8. Under the 1937 Act, each authority (including a local-Act authority) is responsible for
the solvency of its own superannuation fund. A unified scheme could lead to simplified
financial arrangements, e.g. an unfunded scheme—which most actuaries would probably
deprecate—or a single fund for all authorities.
9. The question of a single fund was considered by the Norman Committee in their report
On the Superannuation of Persons employed by Local Authorities in England and Wales
(Cmd, 329 of 1919). Paragraph 73 of that report said that ' this plan has much to
commend it inasmuch as it unites the advantage of the freest opportunities of interchange
between the various staffs, the averaging of all risks, and the smallest aggregate amount
of administrative work'. The proposal was rejected because (paragraph 74) 'the solvency
of the fund would be at the mercy of the separate action' of the independent authorities, as
regards conditions of service and scales of pay, "without their having individually more
than an indirect and remote responsibility for it'. Since 1919, however, conditions of
service and scales of pay in local government employment have, to a large degree, been
standardized, and the above objections have now lost some of their former force.
10. The advantages of a unified fund may be summarized as follows.

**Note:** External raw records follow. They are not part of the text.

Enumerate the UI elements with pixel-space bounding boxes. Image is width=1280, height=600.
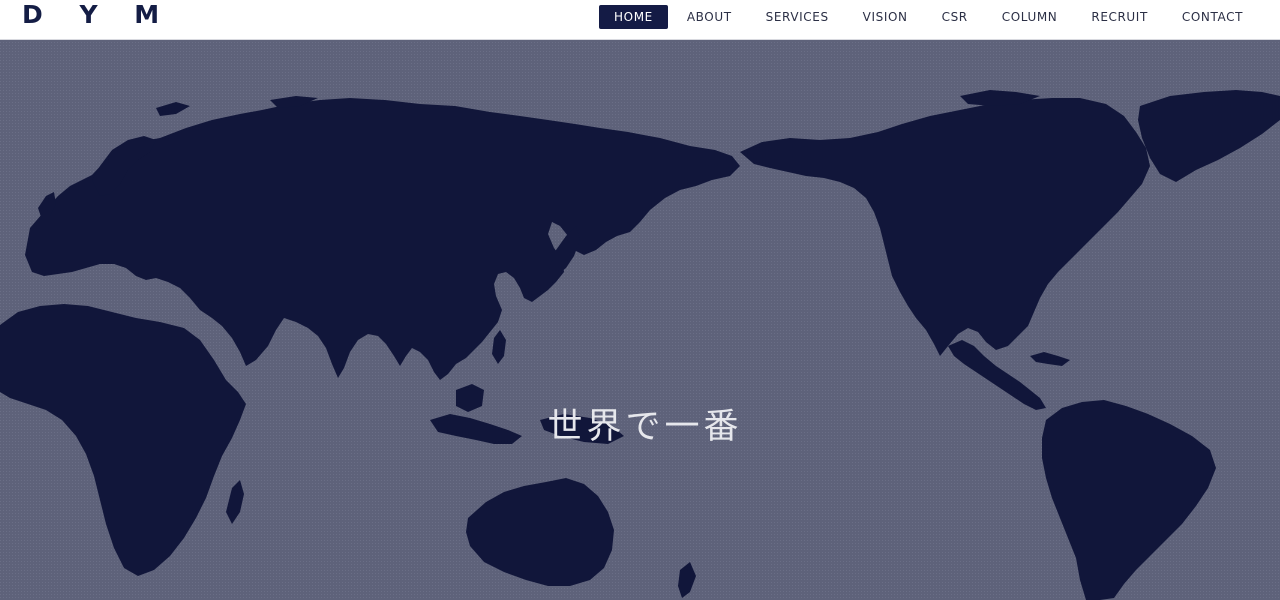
dym-logo[interactable]: D Y M bbox=[22, 1, 173, 29]
site-header: D Y M HOME ABOUT SERVICES VISION CSR COL… bbox=[0, 0, 1280, 40]
main-nav: HOME ABOUT SERVICES VISION CSR COLUMN RE… bbox=[595, 5, 1258, 29]
nav-recruit[interactable]: RECRUIT bbox=[1076, 5, 1163, 29]
nav-services[interactable]: SERVICES bbox=[751, 5, 844, 29]
hero-section: 世界で一番 bbox=[0, 40, 1280, 600]
nav-column[interactable]: COLUMN bbox=[987, 5, 1073, 29]
nav-contact[interactable]: CONTACT bbox=[1167, 5, 1258, 29]
nav-vision[interactable]: VISION bbox=[848, 5, 923, 29]
nav-about[interactable]: ABOUT bbox=[672, 5, 747, 29]
nav-csr[interactable]: CSR bbox=[927, 5, 983, 29]
world-map bbox=[0, 40, 1280, 600]
nav-home[interactable]: HOME bbox=[599, 5, 668, 29]
hero-tagline: 世界で一番 bbox=[547, 407, 743, 447]
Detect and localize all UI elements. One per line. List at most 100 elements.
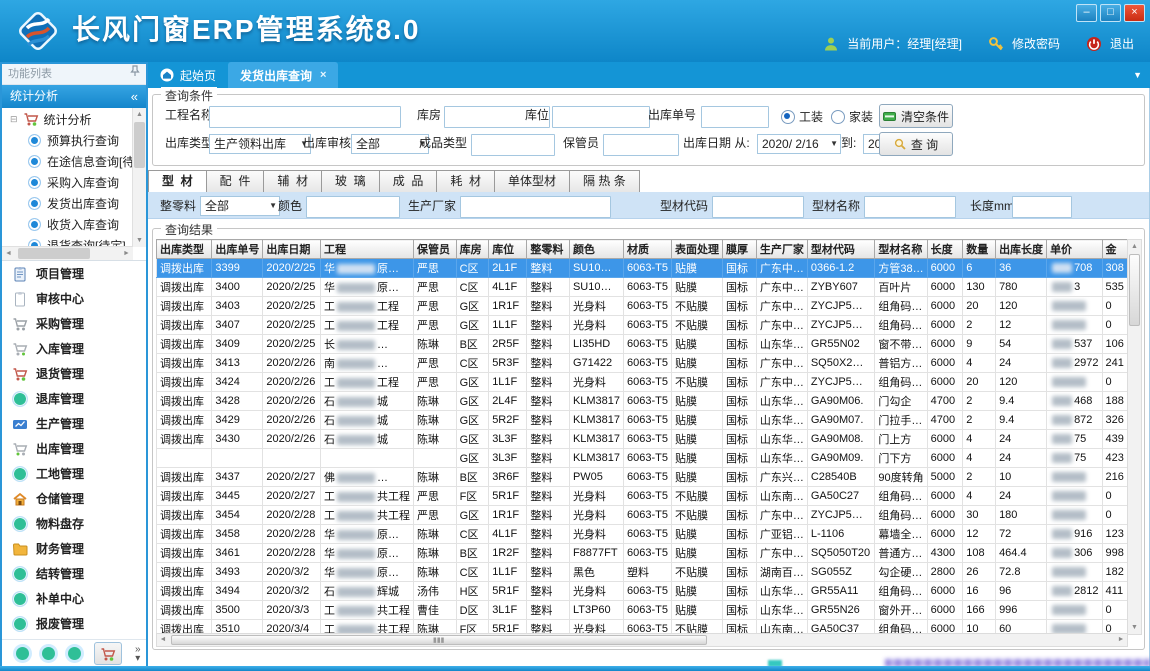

(1) Uniformity of benefits, both by reason of the standardized scheme and also since
there would be fewer variations of practice. (Certain discretionary powers, such as the
addition of years for purposes of calculation of benefits, might well continue, but any
excess cost thereby is a charge to the general rate account and not to the superannuation
fund.)
(2) Simplicity and economy of administration, including the disappearance of transfer
values.
(3) Possibility of unified valuation, with simplified allocation to authorities (e.g. on basis
of salary rolls or rateable values—although both are objectionable in certain respects).
(4) Spreading of actuarial risks, with possible advantage to smaller authorities.